Die BS hat nicht das Problem, dass sie keine Gegner hat, denn die hat sie ja jetzt schon, in Gestallt der NR und des Imperiums, die die Geschäfte einschränken wollen. Und man hat Partner zur Zusammenarbeit, ebenfalls in Gestalt der NR und des Imperiums. Vor allem in den anstehenden Zeiten des Friedens.

Einzig muss nur die Situation geklärt werden. Die BS braucht einen konkreten Aufbau, mit genügend NSC als Vigos und die Zusammenführung der einzelnen vor sich hinspielenden Verbrecher inklusive der Mandos.

Edit: Die Sache mit der Religion ist für mich maximal ein Plot. Für z.B. die Jedis und die Sith. Bsp. übernimmt eine Sekte die Herrschaft auf einem für Machtnutzer wichtigen Planeten und verbietet die Machtnutzung, der Zugang zu den Kristallen für die Lichtschwerter ist gesperrt.....Aber für eine größere Sache wirds schwer, hat Religion bei Star Wars zum Glück keine große Bedeutung.
 
Zuletzt bearbeitet von einem Moderator:
Die BS braucht einen konkreten Aufbau, mit genügend NSC als Vigos und die Zusammenführung der einzelnen vor sich hinspielenden Verbrecher inklusive der Mandos.

Ich verweise auf den mittleren Abschnitt dieses Beitrags: Gerade in der Black Sun lässt sich eine Minderheit durch die Beförderung eines jeweiligen (NPC-)Repräsentanten zum Vigo gut integrieren - das gilt sowohl für Mandalorianer als auch für Hutten.
 
Ich hatte da ja die Idee im Leitfadenthread, dass man den Rat mit Vigos besetzen kann, die jeweils ein Aufgabengebiet oder einen Teil der Galaxis kontrollieren.

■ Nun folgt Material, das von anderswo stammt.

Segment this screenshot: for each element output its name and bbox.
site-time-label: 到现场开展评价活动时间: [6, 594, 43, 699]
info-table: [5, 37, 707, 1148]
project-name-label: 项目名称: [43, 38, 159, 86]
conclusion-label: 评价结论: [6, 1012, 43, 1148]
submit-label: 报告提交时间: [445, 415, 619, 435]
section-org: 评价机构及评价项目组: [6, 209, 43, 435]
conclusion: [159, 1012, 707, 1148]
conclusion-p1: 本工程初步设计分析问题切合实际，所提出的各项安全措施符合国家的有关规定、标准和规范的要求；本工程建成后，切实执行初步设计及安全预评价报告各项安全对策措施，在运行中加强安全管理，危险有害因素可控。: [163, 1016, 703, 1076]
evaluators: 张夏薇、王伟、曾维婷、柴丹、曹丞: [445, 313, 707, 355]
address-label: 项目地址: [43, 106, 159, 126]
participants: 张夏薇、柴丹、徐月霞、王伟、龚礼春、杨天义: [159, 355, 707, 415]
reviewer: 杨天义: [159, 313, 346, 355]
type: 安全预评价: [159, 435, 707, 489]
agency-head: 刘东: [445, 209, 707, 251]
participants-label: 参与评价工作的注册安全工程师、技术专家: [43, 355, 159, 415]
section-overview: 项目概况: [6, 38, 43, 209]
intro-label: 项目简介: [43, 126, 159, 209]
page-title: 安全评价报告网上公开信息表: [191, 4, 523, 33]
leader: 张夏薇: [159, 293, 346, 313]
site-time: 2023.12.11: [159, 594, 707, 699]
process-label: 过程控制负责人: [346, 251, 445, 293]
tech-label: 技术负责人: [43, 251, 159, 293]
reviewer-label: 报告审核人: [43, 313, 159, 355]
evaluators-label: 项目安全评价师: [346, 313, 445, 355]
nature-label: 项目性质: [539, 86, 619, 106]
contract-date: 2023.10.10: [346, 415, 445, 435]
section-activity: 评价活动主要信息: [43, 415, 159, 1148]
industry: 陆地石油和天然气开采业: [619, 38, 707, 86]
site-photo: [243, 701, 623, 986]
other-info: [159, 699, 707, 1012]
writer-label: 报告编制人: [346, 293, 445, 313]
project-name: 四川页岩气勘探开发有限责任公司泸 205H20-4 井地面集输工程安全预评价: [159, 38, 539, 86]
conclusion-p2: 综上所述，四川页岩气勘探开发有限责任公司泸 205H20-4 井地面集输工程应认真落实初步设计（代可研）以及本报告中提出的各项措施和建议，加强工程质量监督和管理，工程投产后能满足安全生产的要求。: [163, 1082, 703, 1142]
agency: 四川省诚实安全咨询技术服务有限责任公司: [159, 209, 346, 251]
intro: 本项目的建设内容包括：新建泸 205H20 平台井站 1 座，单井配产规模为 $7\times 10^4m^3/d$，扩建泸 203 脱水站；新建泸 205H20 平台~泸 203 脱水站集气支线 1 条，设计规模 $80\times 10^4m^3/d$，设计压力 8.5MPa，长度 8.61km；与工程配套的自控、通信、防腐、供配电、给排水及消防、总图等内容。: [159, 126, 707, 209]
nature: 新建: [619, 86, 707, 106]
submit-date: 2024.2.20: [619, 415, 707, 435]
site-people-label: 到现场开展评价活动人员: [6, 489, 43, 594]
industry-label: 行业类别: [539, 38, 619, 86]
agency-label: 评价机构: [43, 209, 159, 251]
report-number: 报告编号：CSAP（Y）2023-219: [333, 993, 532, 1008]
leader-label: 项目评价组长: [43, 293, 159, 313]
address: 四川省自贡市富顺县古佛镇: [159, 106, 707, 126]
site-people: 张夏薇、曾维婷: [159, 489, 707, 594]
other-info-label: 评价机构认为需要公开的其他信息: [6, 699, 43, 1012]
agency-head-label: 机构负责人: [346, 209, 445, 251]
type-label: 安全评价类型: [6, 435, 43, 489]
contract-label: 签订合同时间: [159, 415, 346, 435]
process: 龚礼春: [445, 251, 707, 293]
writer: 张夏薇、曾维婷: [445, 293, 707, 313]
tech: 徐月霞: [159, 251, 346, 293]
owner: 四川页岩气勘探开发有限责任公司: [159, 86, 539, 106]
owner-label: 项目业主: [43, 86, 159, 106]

Da dann einen Mandovigo oder Huttenvigo zu bringen wäre ja recht einfach.
 
Ich finde die Idee des Hutt-Kartells zwar sehr reizvoll. Aber anhand all der Ideen die eingeworfen wurden bzw. Bedenken, wäre es doch damit getan, ein wenig an der Schwarzen Sonne zu hantieren und man hätte alles was das Hutt-Kartell bietet mit der Möglichkeit auf Integration in die Schwarze Sonne an der Hand? Das folgende gehört zwar eher in den Schwarze Sonne Kritik Thread des Leitfadens aber aus gegebenem Anlass lass ich das mal hier stehen.

Ich meine... warum sollten die Mitglieder der Schwarzen Sonne untereinander loyal sein? Klar muss nicht jeder korrupt sein, aber gerade in dem Bereich sollte es doch mehr als genug Leute geben die nur auf ihr eigenes Wohl hinarbeiten. Ich persönlich finde das die Schwarze Sonne durch dieses ganze Loyalitäts-Konzept und bisher fehlende Element der wirklichen Unterwelt nicht wie eine Verbrecherorganisation erscheint. Zwielichtig, ja. Mehr aber auch nicht.

Von daher ließe sich doch einfach das Grundaufimage der Schwarzen Sonne ändern? Für die Hutt-Liebhaber wird ein Hutt Vigo da sein und entsprechend agieren können, weil er entweder mal im Kartell war, oder wie auch immer daran teilnimmt und für die Mando Fetischisten findet sich mit Sicherheit auch eine Idee. In etwa nach dem Grundgerüst eines Teilbereichs der Kopfgeldjägergilde. Insofern das sich eben eine paar Mandos zusammen tun – innerhalb der Schwarzen Sonne – und da leicht verwaltungstechnisch, oder auch nur um ein Clan Feeling zu kriegen irgendwas auf die Beine stellen. Wenngleich letzteres jetzt nur Brainstorming der letzten Sekunden ist. Die Sache mit dem Hutt wäre reibungsfreier zu integrieren. Und eventueller IP Aufhänger für die Änderung der bisherigen Struktur der Schwarzen Sonne.